Waspada, 9 Kecamatan di Jakarta Rawan Pergeseran Tanah

BPBD DKI Jakarta memetakan sembilan kecamatan di Jakarta Selatan dan Jakarta Timur yang rawan mengalami pergeseran tanah akibat tingginya curah hujan hingga akhir September 2026.

Diterbitkan 17 September 2026, 06:29 WIB
Share
Copy Link
Batalkan
Jadi intinya...
  • BPBD DKI peringatkan potensi gerakan tanah di 9 kecamatan Jakarta Selatan dan Timur.
  • Peringatan berlaku hingga September 2026, berdasarkan data PVMBG dan BMKG.
  • Area Zona Menengah berisiko tinggi jika curah hujan di atas normal.

Liputan6.com, Jakarta - Badan Penanggulangan Bencana Daerah (BPBD) DKI Jakarta mengeluarkan peringatan dini terkait potensi gerakan tanah atau tanah longsor di sembilan kecamatan di wilayah Jakarta Selatan dan Jakarta Timur hingga akhir September 2026.

Peringatan tersebut berdasarkan peta pemantauan dari Pusat Vulkanologi dan Mitigasi Bencana Geologi (PVMBG) serta Badan Meteorologi, Klimatologi, dan Geofisika (BMKG).

“Prakiraan wilayah potensi terjadi gerakan tanah disusun berdasarkan hasil tumpang susun (overlay) antara peta zona kerentanan gerakan tanah dengan peta prakiraan curah hujan bulanan yang diperoleh dari BMKG,” tulis BPBD DKI Jakarta dalam unggahan resminya, dikutip Rabu (16/9/2026).

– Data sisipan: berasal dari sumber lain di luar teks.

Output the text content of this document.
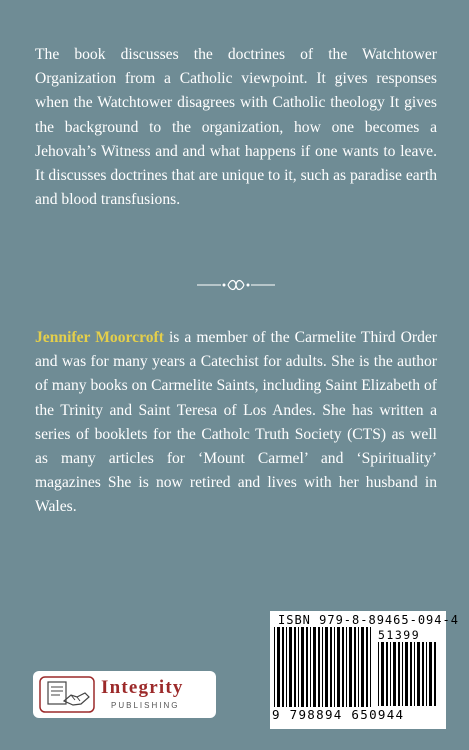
The book discusses the doctrines of the Watchtower Organization from a Catholic viewpoint. It gives responses when the Watchtower disagrees with Catholic theology It gives the background to the organization, how one becomes a Jehovah’s Witness and and what happens if one wants to leave. It discusses doctrines that are unique to it, such as paradise earth and blood transfusions.

Jennifer Moorcroft is a member of the Carmelite Third Order and was for many years a Catechist for adults. She is the author of many books on Carmelite Saints, including Saint Elizabeth of the Trinity and Saint Teresa of Los Andes. She has written a series of booklets for the Catholc Truth Society (CTS) as well as many articles for ‘Mount Carmel’ and ‘Spirituality’ magazines She is now retired and lives with her husband in Wales.

ISBN 979-8-89465-094-4
51399
9 798894 650944
Integrity
PUBLISHING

Pemetaan tersebut menempatkan seluruh kecamatan terdampak dalam Zona Menengah potensi gerakan tanah. Tujuh kecamatan berada di Jakarta Selatan, yaitu Cilandak, Jagakarsa, Kebayoran Baru, Kebayoran Lama, Mampang Prapatan, Pasar Minggu, dan Pesanggrahan.

Sementara dua kecamatan lainnya berada di Jakarta Timur, yakni Kramatjati dan Pasar Rebo.

 

Minta Warga Bersiap Hadapi Potensi Cuaca Ekstrem

Pihak BPBD menjelaskan bahwa area dalam Zona Menengah memiliki tingkat kerentanan sedang, namun risikonya dapat meningkat drastis jika curah hujan melonjak melampaui batas normal.

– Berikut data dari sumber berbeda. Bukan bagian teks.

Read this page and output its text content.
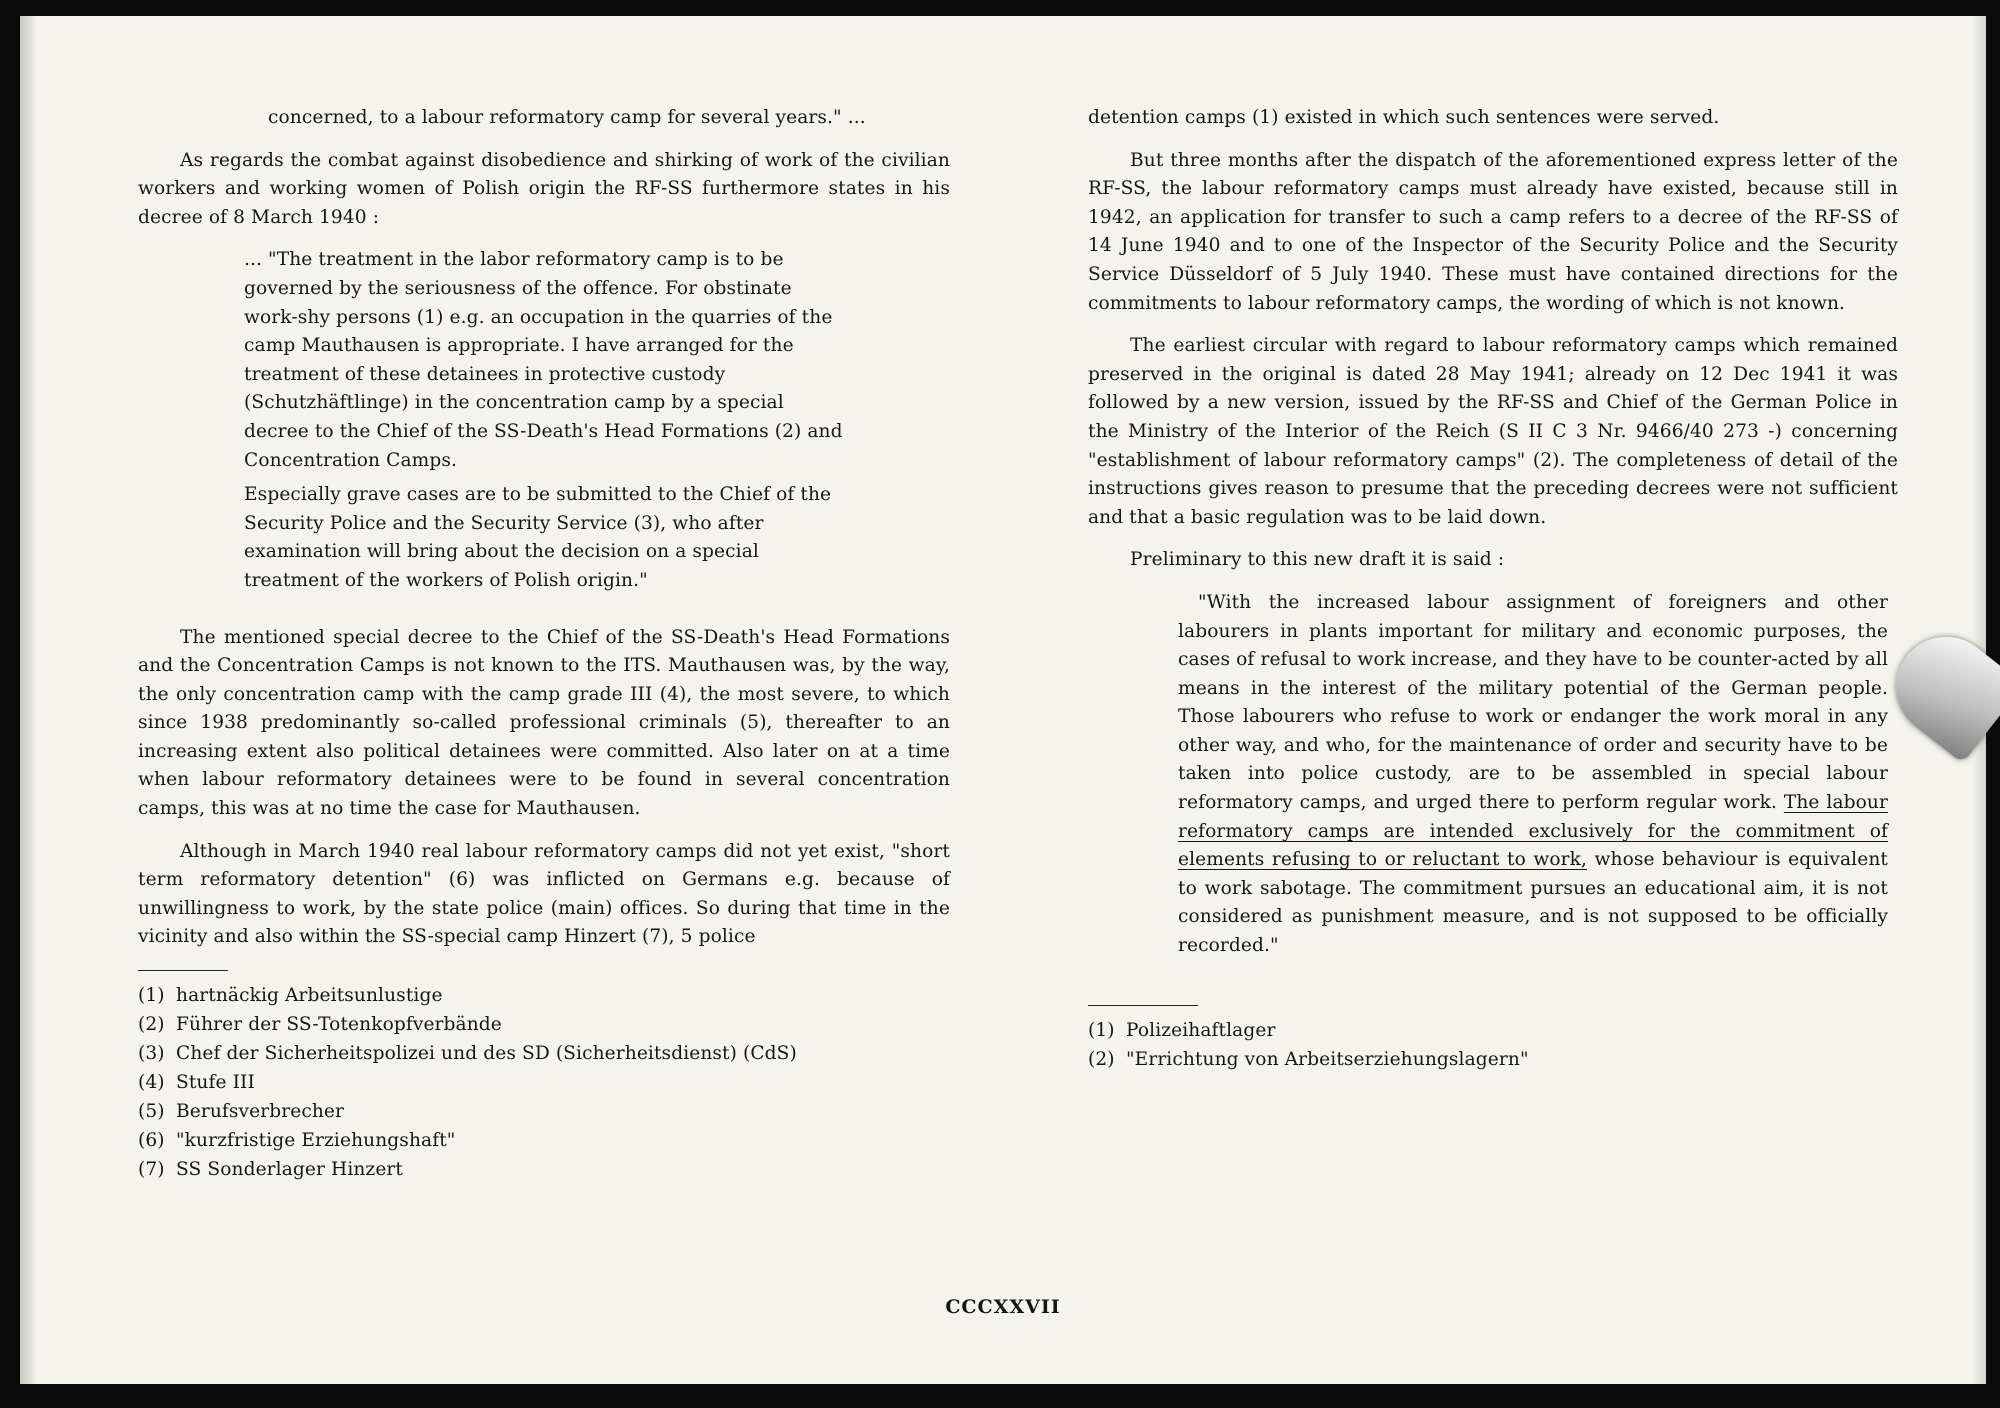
concerned, to a labour reformatory camp for several years." ...

As regards the combat against disobedience and shirking of work of the civilian workers and working women of Polish origin the RF-SS furthermore states in his decree of 8 March 1940 :

... "The treatment in the labor reformatory camp is to be governed by the seriousness of the offence. For obstinate work-shy persons (1) e.g. an occupation in the quarries of the camp Mauthausen is appropriate. I have arranged for the treatment of these detainees in protective custody (Schutzhäftlinge) in the concentration camp by a special decree to the Chief of the SS-Death's Head Formations (2) and Concentration Camps.

Especially grave cases are to be submitted to the Chief of the Security Police and the Security Service (3), who after examination will bring about the decision on a special treatment of the workers of Polish origin."

The mentioned special decree to the Chief of the SS-Death's Head Formations and the Concentration Camps is not known to the ITS. Mauthausen was, by the way, the only concentration camp with the camp grade III (4), the most severe, to which since 1938 predominantly so-called professional criminals (5), thereafter to an increasing extent also political detainees were committed. Also later on at a time when labour reformatory detainees were to be found in several concentration camps, this was at no time the case for Mauthausen.

Although in March 1940 real labour reformatory camps did not yet exist, "short term reformatory detention" (6) was inflicted on Germans e.g. because of unwillingness to work, by the state police (main) offices. So during that time in the vicinity and also within the SS-special camp Hinzert (7), 5 police

(1) hartnäckig Arbeitsunlustige
(2) Führer der SS-Totenkopfverbände
(3) Chef der Sicherheitspolizei und des SD (Sicherheitsdienst) (CdS)
(4) Stufe III
(5) Berufsverbrecher
(6) "kurzfristige Erziehungshaft"
(7) SS Sonderlager Hinzert

detention camps (1) existed in which such sentences were served.

But three months after the dispatch of the aforementioned express letter of the RF-SS, the labour reformatory camps must already have existed, because still in 1942, an application for transfer to such a camp refers to a decree of the RF-SS of 14 June 1940 and to one of the Inspector of the Security Police and the Security Service Düsseldorf of 5 July 1940. These must have contained directions for the commitments to labour reformatory camps, the wording of which is not known.

The earliest circular with regard to labour reformatory camps which remained preserved in the original is dated 28 May 1941; already on 12 Dec 1941 it was followed by a new version, issued by the RF-SS and Chief of the German Police in the Ministry of the Interior of the Reich (S II C 3 Nr. 9466/40 273 -) concerning "establishment of labour reformatory camps" (2). The completeness of detail of the instructions gives reason to presume that the preceding decrees were not sufficient and that a basic regulation was to be laid down.

Preliminary to this new draft it is said :

"With the increased labour assignment of foreigners and other labourers in plants important for military and economic purposes, the cases of refusal to work increase, and they have to be counter-acted by all means in the interest of the military potential of the German people. Those labourers who refuse to work or endanger the work moral in any other way, and who, for the maintenance of order and security have to be taken into police custody, are to be assembled in special labour reformatory camps, and urged there to perform regular work. The labour reformatory camps are intended exclusively for the commitment of elements refusing to or reluctant to work, whose behaviour is equivalent to work sabotage. The commitment pursues an educational aim, it is not considered as punishment measure, and is not supposed to be officially recorded."

(1) Polizeihaftlager
(2) "Errichtung von Arbeitserziehungslagern"
CCCXXVII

“Pada zona menengah daerah yang mempunyai potensi menengah untuk terjadi gerakan tanah. Pada zona ini dapat terjadi gerakan tanah jika curah hujan di atas normal, terutama pada daerah yang berbatasan dengan lembah sungai, gawir, tebing jalan atau jika lereng mengalami gangguan,” jelas pihak BPBD.

Menanggapi potensi bencana tersebut, BPBD DKI Jakarta mengimbau seluruh aparatur pemerintah wilayah beserta warga setempat untuk meningkatkan kesiapsiagaan menghadapi kondisi cuaca ekstrem.

“Untuk itu kepada Lurah, Camat, dan masyarakat diimbau untuk tetap mengantisipasi adanya potensi gerakan tanah pada saat curah hujan di atas normal,” imbau BPBD DKI Jakarta.